What’s behind the volatility in U.S. Treasury yields?

Executive summary:

  • Cooling inflation rates are sparking a decline in U.S. bond yields
  • The eurozone economy experienced a mild contraction in the third quarter
  • China's October retail sales numbers topped expectations 

On the latest edition of Market Week in Review, Chief Investment Strategist for North America, Paul Eitelman, and Equity Manager Research Analyst Michelle Batjargal discussed the recent volatility in U.S. government bond yields and its impact on markets. They also chatted about the state of the economy in both Europe and China.

Treasury yields fall amid softer U.S. economic data

Batjargal opened the conversation by asking Eitelman to unpack the volatility in U.S. government bond yields over the past few months. Eitelman explained that since July, there's essentially been two different regimes for bond yields. The first regime, which encompassed much of the third quarter, was powered by strength in the U.S. economy and led to a sharp uptick in yields, he said.

"During the July to September period, U.S. gross domestic product (GDP) growth rose at a nearly 5% clip, driven by very strong consumer spending and strong hiring," Eitelman said. This economic resilience helped trigger a dramatic rise in long term interest rates, he explained, with the yield on the benchmark 10 year Treasury note jumping approximately 80 basis points (bps) during the quarter.

Since mid October, another regime has emerged, Eitelman said, characterised by a fall in government bond yields as some weaker economic data points have come through. These include a softer than anticipated jobs report for October, weaker business surveys from the Institute for Supply Management and notably cooler than expected inflation data for October.

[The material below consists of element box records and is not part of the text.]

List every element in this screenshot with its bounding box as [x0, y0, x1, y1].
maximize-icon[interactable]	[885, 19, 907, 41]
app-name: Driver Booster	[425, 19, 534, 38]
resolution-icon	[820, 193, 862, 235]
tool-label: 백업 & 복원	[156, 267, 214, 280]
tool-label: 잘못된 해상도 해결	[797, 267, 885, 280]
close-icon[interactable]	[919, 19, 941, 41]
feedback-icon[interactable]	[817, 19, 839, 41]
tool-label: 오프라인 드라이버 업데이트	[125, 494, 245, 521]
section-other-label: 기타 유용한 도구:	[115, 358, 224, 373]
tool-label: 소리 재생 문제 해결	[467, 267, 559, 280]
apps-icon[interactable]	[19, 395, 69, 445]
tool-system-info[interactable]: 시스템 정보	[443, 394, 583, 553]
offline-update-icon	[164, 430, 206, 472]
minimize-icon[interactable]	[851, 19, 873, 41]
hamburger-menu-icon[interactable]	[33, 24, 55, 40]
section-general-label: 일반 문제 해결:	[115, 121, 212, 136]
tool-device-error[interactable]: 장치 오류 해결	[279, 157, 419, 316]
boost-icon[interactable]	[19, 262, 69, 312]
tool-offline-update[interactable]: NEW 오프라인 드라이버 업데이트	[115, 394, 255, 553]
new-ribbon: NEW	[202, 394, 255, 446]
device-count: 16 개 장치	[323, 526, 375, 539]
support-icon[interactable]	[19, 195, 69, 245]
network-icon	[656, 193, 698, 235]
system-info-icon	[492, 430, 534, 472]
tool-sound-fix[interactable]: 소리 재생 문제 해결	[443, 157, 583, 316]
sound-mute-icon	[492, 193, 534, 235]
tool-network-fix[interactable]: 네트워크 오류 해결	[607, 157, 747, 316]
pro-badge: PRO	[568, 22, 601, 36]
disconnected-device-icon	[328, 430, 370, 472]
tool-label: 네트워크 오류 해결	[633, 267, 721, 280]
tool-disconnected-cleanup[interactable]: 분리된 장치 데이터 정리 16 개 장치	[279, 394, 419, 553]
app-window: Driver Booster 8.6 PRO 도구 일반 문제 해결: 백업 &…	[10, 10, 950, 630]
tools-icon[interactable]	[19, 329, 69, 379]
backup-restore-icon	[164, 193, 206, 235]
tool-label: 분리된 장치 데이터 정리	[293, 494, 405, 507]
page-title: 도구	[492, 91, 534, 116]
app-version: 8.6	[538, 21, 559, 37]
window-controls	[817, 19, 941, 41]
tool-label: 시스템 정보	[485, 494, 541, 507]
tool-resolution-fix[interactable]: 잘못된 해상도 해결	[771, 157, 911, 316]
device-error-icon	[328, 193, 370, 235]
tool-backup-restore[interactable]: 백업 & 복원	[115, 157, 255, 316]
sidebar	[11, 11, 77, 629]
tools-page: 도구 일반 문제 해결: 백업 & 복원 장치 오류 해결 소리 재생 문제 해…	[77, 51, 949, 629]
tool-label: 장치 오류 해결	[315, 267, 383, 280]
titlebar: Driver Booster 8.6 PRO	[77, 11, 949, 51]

"Together, these reports have started to chip away at the higher for longer interest rate narrative that has dominated fixed income markets the past few months," Eitelman remarked. He noted that amid these developments, rates have plunged in recent weeks almost as sharply as they rose during the third quarter. For instance, as of market close on 16 November, the 10 year yield was off nearly 50 bps from its mid October peak, Eitelman said. Even more striking, the 10 year yield declined by nearly 20 bps on 14 November alone, following the release of the October inflation report, he said. "Put simply, that's a very big move in a very short amount of time," Eitelman commented.

He added that the impact of falling rates on asset class dynamics has been fairly notable, with U.S. equity markets rallying on the news. As evidence, he pointed to the S&P 500® Index, which is up roughly 5% since mid October. Other rate sensitive asset classes have also risen, Eitelman said, noting that the Nasdaq Composite Index is also up significantly, while global REITs (real estate investment trusts) have returned over 7% in the same time frame.

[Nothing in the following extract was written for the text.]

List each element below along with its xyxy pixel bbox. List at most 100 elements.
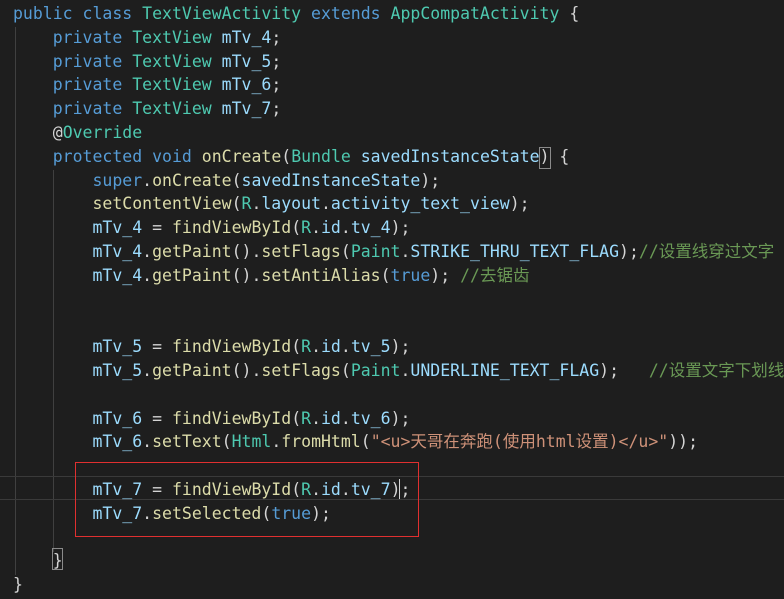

"Ultimately, interest rates have been the key issue for markets for the last several months, and now that rates are falling, markets are reacting positively," he stated.

European growth contracts while positive economic signs emerge in China

Switching to the latest economic news from Europe and China, Eitelman noted that both areas have been relatively weak spots in the global economy for much of 2023. Europe's economy continues to look fairly soft, he said, explaining that the eurozone recently reported a 0.1% decline in GDP during the third quarter.

Eitelman explained that a combination of tight ECB (European Central Bank) policy, some weak industrial activity, particularly in Germany and a cautious consumer has led to sluggish economic activity in the region. "Consumer spending in Europe has been much more restrained than in the U.S., which has helped contribute to the region's relatively stagnant economic picture," he noted.

By contrast, there are some signs that China's economy has started to stabilise in the past few weeks, Eitelman said. While growth has been sluggish for much of the year, particularly due to the country's ailing property sector, the near daily announcements of fiscal stimulus measures from Chinese authorities appear to be helping the economy get back on track, he remarked. Chief among these measures is a recently announced $1 trillion yuan package to support the construction sector, Eitelman noted.

He said that in another positive sign, October retail sales in China topped consensus expectations, rising by 7.6% on a year-over-year basis. "Overall, it does look like China's economy is showing some encouraging signs of stabilisation," Eitelman concluded.